One big part of those rising costs, however, revolves around the dramatic increase in legal activity: malpractice suits. Lawyers have learned there is “easy money” in the medical field! And empathetic courts have allowed this activity to not only continue, but to spiral out of control. In addition, doctors now routinely order unnecessary tests and treatments as a defensive measure to try to keep lawyers from being able to point out some deficiency in their handling of a patient’s problems.
The government needs to seriously eliminate these abuses and, while we get lip service from Congress, there has been no serious effort toward tort reform. Will nationalized health care address this issue? I think not… and it has every likelihood of being the foundation for even greater abuse if the government might be the ultimate payer of big judgments.

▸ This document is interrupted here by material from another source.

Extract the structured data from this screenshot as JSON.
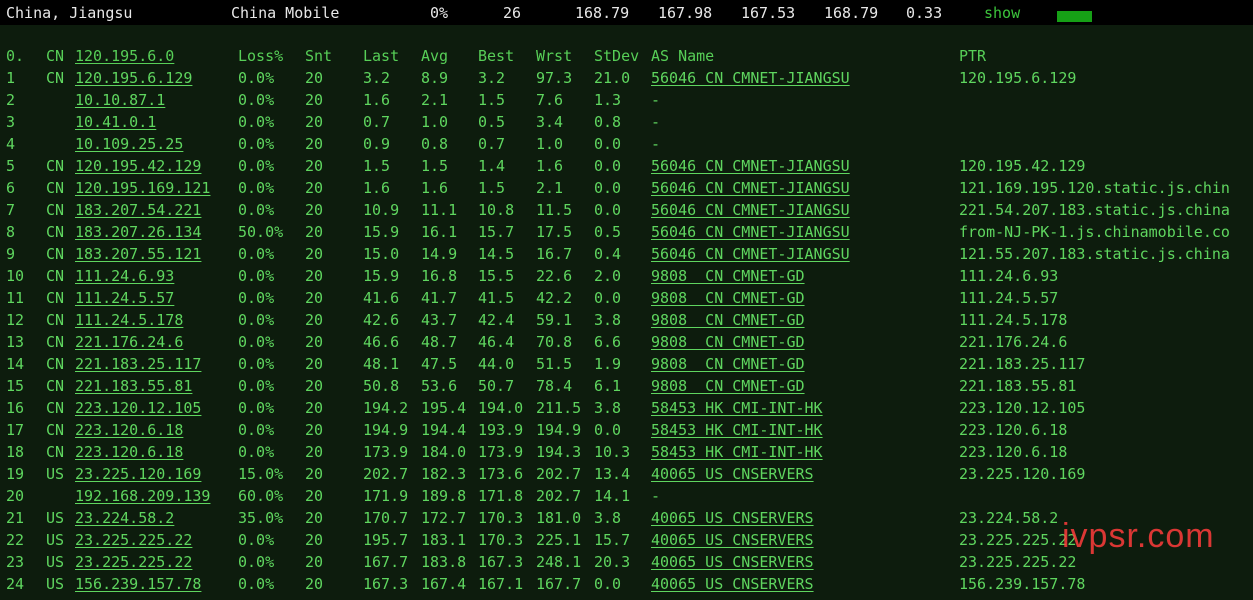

There ARE other aspects of this issue, of course, but these are some of the major ones. I conclude that the nationalized health care ideas being discussed today do not really focus on some of the fundamental issues and, as a result, will fail to resolve anything. Instead, a huge government bureaucracy will be created, expenses will continue to rise, the system will be ripe for abuse and fraud, the true problems will persist, and politicians will have more power over our daily lives.
Politicians are just performing like magicians again, making us look at one direction while purposely manipulating things in the other. For the very few in our country who might come out ahead under proposed programs, the vast majority of us will pay a greater price in terms of money, quality of service, government control, and individual freedom.
Can you think of any DEFINITIVE examples supported by comprehensive, non-political analyses demonstrating the case that government, without a doubt, can deliver consumer services more efficiently than the private sector?
No rhetoric, no baseless claims. Facts.